On top of remdesivir and steroids, it’s common for patients to also be enrolled in ongoing investigative trials, like those testing convalescent plasma therapy and attempts to reduce early blood-clotting.

Getting air into the lungs

At the peak of the pandemic, learning a loved one had to go on a ventilator could feel like receiving a death sentence: It was the last resort for pumping oxygen into the lungs when a patient couldn’t do it otherwise, and early reports out of Wuhan and New York showed as many as 90% of patients placed on ventilators ended up dying. But a lot more is known now, about when and how to provide oxygenation safely, so that ventilator use can be avoided all together.

Ventilators are risky, in part, because they involve sedatives and invasive intubation procedures. Yet initially, relying on less invasive oxygen support was discouraged, on the grounds that the aerosols it produced would put health care workers at risk of infection.

Criner said his team was confident from the beginning that wouldn’t be the case if oxygen flow from the noninvasive means was high enough. Research has since emerged from Europe to support this finding. Getting patients on high-flow, non-invasive oxygen instead of placing them on ventilators is becoming more and more common.

All four hospitals are also practicing proning, the practice of flipping a patient onto his or her stomach to increase airflow to the lungs. The technique is underutilized but effective for other lung diseases, in part, because patients often find it uncomfortable and it requires a lot of labor to move patients. Gluckman at Penn said that although no hospital beds are designed for it, they encourage patients to lie prone even if they are not on any oxygen support — at least for a few hours.

Competitors become collaborators

The scariest part of this virus for many health care workers may have been its “novel” aspect: not knowing exactly what the virus would do to which patients, or how to precisely respond.

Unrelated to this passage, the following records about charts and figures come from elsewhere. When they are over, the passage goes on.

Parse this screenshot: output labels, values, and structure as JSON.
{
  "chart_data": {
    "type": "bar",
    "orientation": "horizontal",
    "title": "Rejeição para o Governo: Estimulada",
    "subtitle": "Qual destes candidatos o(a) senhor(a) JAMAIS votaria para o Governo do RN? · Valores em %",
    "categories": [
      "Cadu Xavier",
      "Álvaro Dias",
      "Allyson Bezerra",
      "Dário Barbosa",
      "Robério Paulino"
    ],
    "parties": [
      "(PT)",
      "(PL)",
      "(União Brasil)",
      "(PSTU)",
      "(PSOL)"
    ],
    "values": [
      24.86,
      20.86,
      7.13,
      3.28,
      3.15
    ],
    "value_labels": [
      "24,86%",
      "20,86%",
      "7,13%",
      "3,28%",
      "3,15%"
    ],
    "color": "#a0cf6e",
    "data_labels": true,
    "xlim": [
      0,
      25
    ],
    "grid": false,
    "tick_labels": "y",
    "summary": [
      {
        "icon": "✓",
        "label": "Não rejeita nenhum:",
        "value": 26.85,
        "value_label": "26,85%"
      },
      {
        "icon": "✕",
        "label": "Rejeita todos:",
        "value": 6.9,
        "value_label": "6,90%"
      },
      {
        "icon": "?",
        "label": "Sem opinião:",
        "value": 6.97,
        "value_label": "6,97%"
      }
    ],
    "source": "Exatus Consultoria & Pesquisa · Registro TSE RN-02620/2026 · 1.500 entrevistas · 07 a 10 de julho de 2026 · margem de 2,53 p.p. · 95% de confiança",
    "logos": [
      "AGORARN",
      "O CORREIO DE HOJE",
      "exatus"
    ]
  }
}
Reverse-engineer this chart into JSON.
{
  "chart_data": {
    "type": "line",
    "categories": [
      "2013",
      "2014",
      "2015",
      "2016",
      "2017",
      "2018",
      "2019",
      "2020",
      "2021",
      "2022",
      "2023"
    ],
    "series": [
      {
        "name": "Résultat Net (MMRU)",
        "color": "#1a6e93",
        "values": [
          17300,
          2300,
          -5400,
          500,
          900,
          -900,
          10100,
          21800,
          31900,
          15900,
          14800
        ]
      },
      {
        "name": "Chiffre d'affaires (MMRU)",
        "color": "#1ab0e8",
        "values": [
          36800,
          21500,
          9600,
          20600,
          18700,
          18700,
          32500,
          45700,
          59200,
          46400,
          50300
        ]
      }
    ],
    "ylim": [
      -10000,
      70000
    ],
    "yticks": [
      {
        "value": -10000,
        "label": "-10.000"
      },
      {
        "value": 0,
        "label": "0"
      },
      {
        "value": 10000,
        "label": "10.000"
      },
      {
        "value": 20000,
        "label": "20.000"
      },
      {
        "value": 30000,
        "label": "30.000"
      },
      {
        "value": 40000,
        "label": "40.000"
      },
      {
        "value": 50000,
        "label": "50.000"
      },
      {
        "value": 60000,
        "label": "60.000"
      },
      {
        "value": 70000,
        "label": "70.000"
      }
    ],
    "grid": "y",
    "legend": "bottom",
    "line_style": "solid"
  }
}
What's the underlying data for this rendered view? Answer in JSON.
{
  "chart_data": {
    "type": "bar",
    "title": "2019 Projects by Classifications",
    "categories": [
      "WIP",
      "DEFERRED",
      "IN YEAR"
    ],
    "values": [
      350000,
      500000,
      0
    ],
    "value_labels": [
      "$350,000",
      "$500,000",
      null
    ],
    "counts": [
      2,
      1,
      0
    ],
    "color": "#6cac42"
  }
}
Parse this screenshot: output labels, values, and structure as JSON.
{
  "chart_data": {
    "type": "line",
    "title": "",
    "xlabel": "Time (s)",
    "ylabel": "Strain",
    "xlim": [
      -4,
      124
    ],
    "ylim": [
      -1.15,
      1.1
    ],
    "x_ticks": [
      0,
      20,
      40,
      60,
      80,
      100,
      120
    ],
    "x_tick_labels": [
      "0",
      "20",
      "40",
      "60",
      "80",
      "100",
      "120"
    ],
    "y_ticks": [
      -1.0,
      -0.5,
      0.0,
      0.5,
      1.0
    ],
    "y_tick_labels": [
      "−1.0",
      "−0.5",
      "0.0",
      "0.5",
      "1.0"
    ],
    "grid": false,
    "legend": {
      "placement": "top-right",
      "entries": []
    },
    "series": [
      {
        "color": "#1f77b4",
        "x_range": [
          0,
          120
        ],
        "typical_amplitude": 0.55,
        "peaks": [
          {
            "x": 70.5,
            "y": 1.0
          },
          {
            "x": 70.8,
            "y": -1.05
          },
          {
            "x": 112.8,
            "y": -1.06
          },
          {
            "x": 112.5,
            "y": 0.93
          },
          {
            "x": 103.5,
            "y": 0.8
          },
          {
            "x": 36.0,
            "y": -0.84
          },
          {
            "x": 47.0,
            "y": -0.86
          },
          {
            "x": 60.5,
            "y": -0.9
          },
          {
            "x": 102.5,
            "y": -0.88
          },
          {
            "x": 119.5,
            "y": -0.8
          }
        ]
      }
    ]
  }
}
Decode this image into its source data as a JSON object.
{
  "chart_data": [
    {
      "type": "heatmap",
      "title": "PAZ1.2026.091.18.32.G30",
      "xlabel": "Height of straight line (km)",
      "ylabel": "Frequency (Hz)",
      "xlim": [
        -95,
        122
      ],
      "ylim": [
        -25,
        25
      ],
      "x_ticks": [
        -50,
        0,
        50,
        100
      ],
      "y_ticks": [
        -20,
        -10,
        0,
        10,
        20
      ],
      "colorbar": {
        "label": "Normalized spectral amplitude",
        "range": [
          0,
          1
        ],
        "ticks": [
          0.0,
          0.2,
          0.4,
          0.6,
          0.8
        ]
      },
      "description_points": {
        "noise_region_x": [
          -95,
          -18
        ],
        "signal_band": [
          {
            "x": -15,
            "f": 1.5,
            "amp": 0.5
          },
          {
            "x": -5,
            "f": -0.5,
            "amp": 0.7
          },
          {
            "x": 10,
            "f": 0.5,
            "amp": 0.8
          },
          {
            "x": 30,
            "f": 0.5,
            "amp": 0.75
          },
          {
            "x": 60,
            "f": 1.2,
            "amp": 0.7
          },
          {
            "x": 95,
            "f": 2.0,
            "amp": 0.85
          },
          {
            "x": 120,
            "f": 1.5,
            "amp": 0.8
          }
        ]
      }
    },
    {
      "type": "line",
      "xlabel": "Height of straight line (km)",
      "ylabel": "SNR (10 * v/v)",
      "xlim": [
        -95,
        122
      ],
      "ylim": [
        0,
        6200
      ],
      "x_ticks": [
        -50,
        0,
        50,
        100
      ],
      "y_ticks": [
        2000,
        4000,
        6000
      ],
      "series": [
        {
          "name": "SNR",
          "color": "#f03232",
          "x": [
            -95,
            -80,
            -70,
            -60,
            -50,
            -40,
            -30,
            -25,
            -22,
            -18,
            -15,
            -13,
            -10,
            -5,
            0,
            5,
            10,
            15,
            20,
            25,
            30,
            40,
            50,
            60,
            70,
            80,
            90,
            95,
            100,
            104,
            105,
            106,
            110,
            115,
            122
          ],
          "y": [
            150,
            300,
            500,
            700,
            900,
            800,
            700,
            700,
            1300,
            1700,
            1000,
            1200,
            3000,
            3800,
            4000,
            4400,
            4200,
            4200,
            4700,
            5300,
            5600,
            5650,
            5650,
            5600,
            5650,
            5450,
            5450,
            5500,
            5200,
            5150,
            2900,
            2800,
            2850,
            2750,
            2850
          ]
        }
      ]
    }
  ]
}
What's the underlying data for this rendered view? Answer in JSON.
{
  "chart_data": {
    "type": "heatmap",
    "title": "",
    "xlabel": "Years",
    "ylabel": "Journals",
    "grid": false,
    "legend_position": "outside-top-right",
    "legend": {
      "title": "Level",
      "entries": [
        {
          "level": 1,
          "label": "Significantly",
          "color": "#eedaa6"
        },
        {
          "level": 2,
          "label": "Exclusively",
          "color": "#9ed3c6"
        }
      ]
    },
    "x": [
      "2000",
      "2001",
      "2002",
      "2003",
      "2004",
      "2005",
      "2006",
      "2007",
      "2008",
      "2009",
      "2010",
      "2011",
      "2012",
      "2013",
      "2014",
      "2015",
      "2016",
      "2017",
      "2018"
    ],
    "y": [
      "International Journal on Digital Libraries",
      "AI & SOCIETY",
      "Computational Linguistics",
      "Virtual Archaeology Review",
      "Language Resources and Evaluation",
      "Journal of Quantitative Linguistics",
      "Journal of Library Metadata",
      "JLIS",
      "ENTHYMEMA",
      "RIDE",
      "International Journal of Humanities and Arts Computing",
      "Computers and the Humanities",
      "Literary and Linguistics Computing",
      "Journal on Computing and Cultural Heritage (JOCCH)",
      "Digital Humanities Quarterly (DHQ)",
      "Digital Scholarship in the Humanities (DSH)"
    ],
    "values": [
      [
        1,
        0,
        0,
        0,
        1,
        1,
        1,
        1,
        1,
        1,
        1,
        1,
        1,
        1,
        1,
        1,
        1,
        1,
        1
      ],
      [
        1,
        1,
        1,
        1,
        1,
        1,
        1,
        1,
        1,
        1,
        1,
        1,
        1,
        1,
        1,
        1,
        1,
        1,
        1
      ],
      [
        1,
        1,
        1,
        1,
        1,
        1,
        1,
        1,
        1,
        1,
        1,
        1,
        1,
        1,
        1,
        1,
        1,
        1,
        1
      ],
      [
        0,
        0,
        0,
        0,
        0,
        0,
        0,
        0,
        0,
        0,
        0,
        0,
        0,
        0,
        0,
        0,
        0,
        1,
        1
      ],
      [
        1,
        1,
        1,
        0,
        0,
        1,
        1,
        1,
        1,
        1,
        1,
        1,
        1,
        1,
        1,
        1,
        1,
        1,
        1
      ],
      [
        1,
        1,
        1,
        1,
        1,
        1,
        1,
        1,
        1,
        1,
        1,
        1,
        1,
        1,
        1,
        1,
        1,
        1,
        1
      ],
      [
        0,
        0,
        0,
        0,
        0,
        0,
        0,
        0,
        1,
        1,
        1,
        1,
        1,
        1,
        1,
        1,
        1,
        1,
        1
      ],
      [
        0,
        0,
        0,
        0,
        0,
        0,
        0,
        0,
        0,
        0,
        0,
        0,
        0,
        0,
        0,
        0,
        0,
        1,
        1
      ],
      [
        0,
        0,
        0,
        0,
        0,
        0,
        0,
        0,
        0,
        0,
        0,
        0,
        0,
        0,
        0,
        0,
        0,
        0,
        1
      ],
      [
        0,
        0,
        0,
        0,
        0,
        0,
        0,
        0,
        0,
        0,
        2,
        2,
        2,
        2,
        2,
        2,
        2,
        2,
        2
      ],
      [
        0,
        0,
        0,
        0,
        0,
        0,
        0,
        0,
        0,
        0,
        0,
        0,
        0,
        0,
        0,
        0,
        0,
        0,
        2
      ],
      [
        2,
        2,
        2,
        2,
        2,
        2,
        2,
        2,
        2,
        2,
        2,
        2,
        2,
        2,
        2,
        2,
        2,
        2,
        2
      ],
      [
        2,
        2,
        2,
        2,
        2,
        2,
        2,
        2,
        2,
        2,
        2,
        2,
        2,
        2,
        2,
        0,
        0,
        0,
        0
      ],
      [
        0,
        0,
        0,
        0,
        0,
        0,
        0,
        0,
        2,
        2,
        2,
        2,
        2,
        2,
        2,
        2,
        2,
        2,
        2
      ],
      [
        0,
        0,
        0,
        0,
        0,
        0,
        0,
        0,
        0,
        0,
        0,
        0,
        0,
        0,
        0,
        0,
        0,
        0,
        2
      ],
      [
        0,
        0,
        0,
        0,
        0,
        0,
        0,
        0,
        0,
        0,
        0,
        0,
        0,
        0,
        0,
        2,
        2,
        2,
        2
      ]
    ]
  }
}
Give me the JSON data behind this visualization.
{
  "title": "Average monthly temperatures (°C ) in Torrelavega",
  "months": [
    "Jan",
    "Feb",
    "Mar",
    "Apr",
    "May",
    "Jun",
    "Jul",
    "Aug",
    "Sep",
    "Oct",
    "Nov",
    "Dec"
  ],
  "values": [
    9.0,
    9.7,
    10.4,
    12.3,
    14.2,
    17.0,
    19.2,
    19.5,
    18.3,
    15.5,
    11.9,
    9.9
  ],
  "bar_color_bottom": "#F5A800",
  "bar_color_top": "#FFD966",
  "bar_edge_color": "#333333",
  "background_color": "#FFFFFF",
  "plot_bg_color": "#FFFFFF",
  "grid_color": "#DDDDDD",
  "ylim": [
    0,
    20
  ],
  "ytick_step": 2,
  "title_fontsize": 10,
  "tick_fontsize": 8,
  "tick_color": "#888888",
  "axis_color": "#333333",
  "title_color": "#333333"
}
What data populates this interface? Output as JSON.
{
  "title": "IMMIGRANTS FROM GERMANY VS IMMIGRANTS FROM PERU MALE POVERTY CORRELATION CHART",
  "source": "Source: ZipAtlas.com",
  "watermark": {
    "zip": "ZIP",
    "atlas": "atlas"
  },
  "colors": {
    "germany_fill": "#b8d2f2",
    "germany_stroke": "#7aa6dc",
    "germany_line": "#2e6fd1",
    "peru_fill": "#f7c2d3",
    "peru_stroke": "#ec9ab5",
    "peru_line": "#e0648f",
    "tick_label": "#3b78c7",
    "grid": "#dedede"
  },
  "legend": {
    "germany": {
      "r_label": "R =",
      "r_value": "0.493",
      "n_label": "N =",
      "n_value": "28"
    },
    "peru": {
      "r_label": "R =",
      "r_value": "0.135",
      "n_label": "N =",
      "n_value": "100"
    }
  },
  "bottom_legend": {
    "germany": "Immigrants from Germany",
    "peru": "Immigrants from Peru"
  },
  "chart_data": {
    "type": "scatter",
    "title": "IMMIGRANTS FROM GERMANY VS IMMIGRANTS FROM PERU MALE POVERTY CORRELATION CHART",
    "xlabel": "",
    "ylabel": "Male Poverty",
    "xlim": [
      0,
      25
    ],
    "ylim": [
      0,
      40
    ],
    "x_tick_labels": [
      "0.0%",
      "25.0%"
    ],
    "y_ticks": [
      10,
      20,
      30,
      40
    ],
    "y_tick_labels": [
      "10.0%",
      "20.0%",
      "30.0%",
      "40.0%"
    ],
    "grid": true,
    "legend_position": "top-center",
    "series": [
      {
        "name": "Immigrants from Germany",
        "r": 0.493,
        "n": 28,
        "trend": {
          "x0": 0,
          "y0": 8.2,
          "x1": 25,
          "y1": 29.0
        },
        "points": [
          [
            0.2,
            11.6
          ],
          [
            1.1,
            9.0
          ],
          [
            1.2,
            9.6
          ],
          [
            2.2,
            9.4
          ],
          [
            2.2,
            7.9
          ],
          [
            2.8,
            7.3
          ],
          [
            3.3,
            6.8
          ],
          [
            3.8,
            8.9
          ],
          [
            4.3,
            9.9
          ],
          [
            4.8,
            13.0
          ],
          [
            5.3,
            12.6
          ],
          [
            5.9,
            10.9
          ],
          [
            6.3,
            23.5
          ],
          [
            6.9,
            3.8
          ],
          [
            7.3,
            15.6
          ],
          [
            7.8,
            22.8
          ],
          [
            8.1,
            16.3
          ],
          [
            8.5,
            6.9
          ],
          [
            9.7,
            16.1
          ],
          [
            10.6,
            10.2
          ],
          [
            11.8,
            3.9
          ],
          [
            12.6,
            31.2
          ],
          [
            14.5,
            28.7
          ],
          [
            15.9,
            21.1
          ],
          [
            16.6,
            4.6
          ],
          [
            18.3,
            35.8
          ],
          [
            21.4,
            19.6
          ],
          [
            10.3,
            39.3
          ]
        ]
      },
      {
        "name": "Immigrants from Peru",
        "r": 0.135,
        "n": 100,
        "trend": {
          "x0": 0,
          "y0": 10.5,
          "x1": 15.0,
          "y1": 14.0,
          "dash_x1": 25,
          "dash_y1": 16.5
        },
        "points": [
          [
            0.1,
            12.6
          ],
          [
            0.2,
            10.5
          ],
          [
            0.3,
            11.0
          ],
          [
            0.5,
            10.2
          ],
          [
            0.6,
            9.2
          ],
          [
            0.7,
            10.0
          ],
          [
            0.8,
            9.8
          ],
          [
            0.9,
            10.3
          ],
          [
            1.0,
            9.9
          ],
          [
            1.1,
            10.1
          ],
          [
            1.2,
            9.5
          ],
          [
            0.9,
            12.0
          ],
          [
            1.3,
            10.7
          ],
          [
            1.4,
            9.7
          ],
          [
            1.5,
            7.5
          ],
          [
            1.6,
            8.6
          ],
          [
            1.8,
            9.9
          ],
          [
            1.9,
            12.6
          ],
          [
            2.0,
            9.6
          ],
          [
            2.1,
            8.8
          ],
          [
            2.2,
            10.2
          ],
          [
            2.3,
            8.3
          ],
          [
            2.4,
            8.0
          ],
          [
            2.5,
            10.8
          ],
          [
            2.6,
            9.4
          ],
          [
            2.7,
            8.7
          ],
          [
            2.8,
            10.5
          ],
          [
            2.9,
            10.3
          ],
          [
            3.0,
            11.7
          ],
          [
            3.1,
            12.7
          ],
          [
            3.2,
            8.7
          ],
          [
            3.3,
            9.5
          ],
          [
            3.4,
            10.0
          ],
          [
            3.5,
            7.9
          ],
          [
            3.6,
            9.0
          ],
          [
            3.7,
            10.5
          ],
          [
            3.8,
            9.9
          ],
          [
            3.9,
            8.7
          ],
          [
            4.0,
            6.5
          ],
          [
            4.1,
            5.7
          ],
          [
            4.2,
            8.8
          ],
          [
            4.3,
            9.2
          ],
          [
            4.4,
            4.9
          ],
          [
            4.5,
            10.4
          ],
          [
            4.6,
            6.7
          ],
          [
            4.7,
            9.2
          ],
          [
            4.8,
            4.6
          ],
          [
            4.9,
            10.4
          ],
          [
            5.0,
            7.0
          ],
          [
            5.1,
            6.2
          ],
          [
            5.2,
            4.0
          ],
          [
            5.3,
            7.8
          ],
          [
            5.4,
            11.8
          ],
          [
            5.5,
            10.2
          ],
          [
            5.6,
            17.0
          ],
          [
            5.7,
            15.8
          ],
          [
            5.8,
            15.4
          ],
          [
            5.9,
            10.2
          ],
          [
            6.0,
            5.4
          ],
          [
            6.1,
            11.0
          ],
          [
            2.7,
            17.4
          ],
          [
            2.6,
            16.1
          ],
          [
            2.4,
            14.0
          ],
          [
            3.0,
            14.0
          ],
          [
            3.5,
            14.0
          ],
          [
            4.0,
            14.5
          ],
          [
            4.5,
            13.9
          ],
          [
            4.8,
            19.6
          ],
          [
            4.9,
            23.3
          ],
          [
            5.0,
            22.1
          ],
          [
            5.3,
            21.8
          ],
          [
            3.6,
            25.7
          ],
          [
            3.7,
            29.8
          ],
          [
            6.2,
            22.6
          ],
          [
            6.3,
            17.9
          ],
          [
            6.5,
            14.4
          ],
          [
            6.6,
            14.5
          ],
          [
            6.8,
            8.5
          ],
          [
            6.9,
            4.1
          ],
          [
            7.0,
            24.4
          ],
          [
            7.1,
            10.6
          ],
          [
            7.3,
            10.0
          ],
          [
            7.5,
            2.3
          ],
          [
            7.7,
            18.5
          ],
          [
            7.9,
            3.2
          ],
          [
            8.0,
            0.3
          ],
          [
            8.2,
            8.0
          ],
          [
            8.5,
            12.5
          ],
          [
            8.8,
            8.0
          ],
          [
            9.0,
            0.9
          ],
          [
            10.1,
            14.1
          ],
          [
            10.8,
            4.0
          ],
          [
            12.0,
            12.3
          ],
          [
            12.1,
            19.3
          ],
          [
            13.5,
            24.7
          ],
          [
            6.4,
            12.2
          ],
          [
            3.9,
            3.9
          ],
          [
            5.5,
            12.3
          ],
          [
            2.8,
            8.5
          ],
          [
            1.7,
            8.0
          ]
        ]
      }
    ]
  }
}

So throughout the peak weeks of the pandemic, the city’s chief medical officers did one more thing they had never done before: At least one evening a week, they got on the phone together. Competitors under normal circumstances, they swapped observations, shared successful techniques, and learned from one another.

While there is still no cure, there is one thing health care workers can count on: COVID-19 will never be new again.